Gaming industry more lucrative target for cybercriminals: Report

Since the beginning of the pandemic, Akamai has recorded an increase of 150% in traffic peaks, culminating in April this year. 

Published: 13th August 2022 12:52 AM  |   Last Updated: 13th August 2022 12:52 AM   |  A+A-

hacking, snooping, cyber crime

Representational Image. (File Photo)

By Express News Service

BENGALURU: With an increase in the number of cloud gaming platforms and their growing popularity, cyberattacks on player accounts and gaming companies too have augmented in the past year.

Web application attacks have grown by 167%, and gaming remains the industry most hit by DDoS (Distributed Denial of Service) attacks, accounting for 37% of all DDoS traffic observed globally, says a recent report by cloud company Akami Technologies.

Since the beginning of the pandemic, Akamai has recorded an increase of 150% in traffic peaks, culminating in April this year. 

"The influx of new users, as well as existing users who continue to spend money on games, making the gaming industry an even more lucrative target for cybercriminals," it said.

According to Allied Market Research, the cloud gaming market reached $244 million in 2020, and is expected to reach nearly $21.54 billion by 2030. 

After the US and Switzerland, India is the third main target for attackers. 

According to Tracxn, India has 1,034 gaming start-ups such as MPL, e-sports and mobile gaming platforms and Games 24x7.

In addition to the cost of the games, gamers also spend liberally on things such as tool and character upgrades, and this is the highly lucrative world of microtransactions, the report stated. Between July and September 2020, Activision Blizzard, an American video game company, raked in $1.5 billion from microtransactions alone.

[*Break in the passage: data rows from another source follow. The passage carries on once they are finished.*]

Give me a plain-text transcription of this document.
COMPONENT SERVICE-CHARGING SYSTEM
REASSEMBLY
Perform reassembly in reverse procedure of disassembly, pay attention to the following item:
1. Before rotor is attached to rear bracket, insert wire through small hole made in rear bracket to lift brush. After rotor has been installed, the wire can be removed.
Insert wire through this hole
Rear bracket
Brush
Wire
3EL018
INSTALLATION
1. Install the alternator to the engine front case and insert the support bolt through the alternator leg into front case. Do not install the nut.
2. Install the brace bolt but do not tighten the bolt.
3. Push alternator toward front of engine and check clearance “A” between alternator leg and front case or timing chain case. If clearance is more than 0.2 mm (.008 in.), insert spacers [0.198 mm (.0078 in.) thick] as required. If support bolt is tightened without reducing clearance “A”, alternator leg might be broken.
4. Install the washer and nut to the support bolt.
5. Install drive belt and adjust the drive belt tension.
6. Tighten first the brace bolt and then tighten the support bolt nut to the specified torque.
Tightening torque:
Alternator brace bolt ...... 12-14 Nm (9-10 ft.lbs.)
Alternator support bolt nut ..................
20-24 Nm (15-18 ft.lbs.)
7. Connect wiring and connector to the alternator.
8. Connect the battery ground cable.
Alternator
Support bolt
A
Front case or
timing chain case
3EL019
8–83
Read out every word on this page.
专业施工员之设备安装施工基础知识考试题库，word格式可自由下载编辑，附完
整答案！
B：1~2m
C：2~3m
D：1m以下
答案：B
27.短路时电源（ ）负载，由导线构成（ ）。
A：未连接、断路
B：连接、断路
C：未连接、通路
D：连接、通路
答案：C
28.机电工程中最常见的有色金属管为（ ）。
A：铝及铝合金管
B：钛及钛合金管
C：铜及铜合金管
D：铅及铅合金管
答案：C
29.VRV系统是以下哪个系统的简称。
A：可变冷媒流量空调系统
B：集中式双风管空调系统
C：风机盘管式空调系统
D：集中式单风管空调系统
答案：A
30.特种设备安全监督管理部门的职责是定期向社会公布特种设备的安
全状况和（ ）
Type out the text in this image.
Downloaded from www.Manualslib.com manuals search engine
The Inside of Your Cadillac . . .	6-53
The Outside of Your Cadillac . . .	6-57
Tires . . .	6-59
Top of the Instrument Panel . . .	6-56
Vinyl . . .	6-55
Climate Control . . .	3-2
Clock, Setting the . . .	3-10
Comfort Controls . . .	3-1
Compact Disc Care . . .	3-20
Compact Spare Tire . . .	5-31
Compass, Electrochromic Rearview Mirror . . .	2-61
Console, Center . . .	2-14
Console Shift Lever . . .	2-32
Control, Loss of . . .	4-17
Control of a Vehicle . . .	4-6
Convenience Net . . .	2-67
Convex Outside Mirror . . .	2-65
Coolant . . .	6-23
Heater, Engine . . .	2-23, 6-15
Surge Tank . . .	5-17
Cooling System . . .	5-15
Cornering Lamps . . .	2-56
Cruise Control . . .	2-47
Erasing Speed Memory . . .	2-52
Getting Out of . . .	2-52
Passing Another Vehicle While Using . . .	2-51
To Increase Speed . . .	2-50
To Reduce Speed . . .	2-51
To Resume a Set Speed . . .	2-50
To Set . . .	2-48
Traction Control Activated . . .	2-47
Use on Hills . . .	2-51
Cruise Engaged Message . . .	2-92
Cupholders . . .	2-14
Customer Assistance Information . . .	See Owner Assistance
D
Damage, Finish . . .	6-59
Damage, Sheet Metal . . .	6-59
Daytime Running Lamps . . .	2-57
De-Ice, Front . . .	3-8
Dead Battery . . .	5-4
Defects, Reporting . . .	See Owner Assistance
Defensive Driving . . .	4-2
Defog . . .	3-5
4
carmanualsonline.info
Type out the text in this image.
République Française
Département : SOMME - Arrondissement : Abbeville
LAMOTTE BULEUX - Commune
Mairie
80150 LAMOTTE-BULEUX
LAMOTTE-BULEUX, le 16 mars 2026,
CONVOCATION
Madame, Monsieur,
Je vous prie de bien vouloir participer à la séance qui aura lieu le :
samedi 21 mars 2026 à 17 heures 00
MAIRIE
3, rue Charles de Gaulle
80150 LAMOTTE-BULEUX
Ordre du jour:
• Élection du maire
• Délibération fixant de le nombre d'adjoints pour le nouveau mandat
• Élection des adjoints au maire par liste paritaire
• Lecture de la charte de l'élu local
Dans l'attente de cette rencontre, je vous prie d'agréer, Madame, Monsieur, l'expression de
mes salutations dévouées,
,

According to a report from The Business Research Company, the online microtransaction market is expected to reach $106.02 billion in 2026 at a CAGR of 11.9%.

While the growth of cloud gaming seems to have a bright future, its expansion will also increase the game industry’s overall attack surface. 

"The growth of other lucrative aspects of the gaming industry will continue to attract bad actors. Microtransactions, for example, represent a huge draw for criminals who can capitalise on the spending power of gamers and the fungible nature of virtual assets," the report added.